Ida
  • Ida

Pawel Pawlikowski’s commanding spiritual drama Ida opens this week at Music Box, distributed in the U.S. by the local outfit Music Box Films; congrats to them for landing one of the best movies of the year. Also in this week’s issue, Ben Sachs considers the mise-en-scene of the new Godzilla movie, and we have recommended reviews of The Cold Lands, a fine indie drama about a teenager who sets out on his own after his mother dies; The Immigrant, an Ellis Island story from writer-director James Gray (Two Lovers); and Pharaoh, a Polish drama from the 60s, set in ancient Egypt, that screens at Gene Siskel Film Center as part of the ongoing survey of Polish cinema curated by Martin Scorsese.

Fed Up
  • Fed Up

So what else are you looking for?
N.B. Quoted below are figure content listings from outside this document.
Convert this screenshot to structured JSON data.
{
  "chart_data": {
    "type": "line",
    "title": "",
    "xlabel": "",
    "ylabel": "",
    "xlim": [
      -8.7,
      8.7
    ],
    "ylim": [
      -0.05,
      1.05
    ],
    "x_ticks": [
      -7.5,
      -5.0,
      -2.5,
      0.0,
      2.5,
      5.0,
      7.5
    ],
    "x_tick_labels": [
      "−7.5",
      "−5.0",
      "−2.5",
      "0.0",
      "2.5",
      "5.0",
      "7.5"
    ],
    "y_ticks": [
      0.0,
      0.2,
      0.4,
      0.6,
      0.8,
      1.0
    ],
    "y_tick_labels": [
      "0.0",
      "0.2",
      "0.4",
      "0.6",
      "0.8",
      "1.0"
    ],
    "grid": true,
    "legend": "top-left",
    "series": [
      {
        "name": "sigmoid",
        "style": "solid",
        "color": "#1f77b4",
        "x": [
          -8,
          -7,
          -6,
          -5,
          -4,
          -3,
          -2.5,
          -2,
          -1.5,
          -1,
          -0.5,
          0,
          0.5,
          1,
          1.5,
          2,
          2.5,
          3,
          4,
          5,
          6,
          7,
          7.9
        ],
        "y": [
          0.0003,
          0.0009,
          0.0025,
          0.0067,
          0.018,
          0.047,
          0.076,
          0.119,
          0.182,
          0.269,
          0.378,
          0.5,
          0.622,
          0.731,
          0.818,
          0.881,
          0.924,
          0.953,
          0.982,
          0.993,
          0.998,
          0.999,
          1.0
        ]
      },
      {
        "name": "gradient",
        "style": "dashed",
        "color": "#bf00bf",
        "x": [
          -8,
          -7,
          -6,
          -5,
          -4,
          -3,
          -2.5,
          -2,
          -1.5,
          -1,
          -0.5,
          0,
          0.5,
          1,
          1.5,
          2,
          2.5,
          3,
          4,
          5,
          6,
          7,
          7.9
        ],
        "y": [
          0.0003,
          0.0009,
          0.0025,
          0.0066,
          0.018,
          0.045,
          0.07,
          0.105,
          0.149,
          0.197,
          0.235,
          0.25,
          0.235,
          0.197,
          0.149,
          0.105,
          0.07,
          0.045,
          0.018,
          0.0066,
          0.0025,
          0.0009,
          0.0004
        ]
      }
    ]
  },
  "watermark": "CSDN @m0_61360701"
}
Blended, the latest Adam Sandler-Drew Barrymore matchup? Eroica, that Polish black comedy about men in a Nazi prisoner-of-war camp? Fed Up, the new documentary about the U.S. obesity epidemic, produced by Laurie David (An Inconvenient Truth) and narrated by Katie Couric? God’s Pocket, one of Philip Seymour Hoffman’s last films, adapted from a Pete Dexter novel? Ilo Ilo, the Singaporean drama about a bratty kid and his maid that won the Camera d’Or at Cannes? Jellyfish Eyes, the kids’ fantasy by Japanese visual artist Takashi Murakami, showing at Museum of Contemporary Art in a sold-out screening? Yeah, we’ve got those.

Dogtooth
  • Dogtooth

Best bets for repertory: Adam McKay’s Anchorman: The Legend of Ron Burgundy (2004), Friday and Saturday at the Logan; Giorgos Lanthimos’s Dogtooth (2009), next Thursday at University of Chicago Doc Films; Steven Spielberg’s E.T. the Extra-Terrestrial (1982) in a Monday matinee at the Logan; the original Godzilla (1954), daily at Music Box; Alfred Hitchcock’s Psycho (1960), Saturday and Sunday morning at Music Box; Ernst Lubitsch’s The Shop Around the Corner (1940), Sunday at Doc; Andrew Stanton’s WALL-E (2008), Friday through Sunday at Doc; and Alain Resnais’s You Ain’t Seen Nothin’ Yet (2012), next Thursday at Doc.

If you don’t like any of these options, you can bring your own film to Chicago Filmmakers’ open screening on Saturday. And don’t forget local musician Tatsu Aoki, presenting experimental films and live musical performance on Friday at Logan Center for the Arts.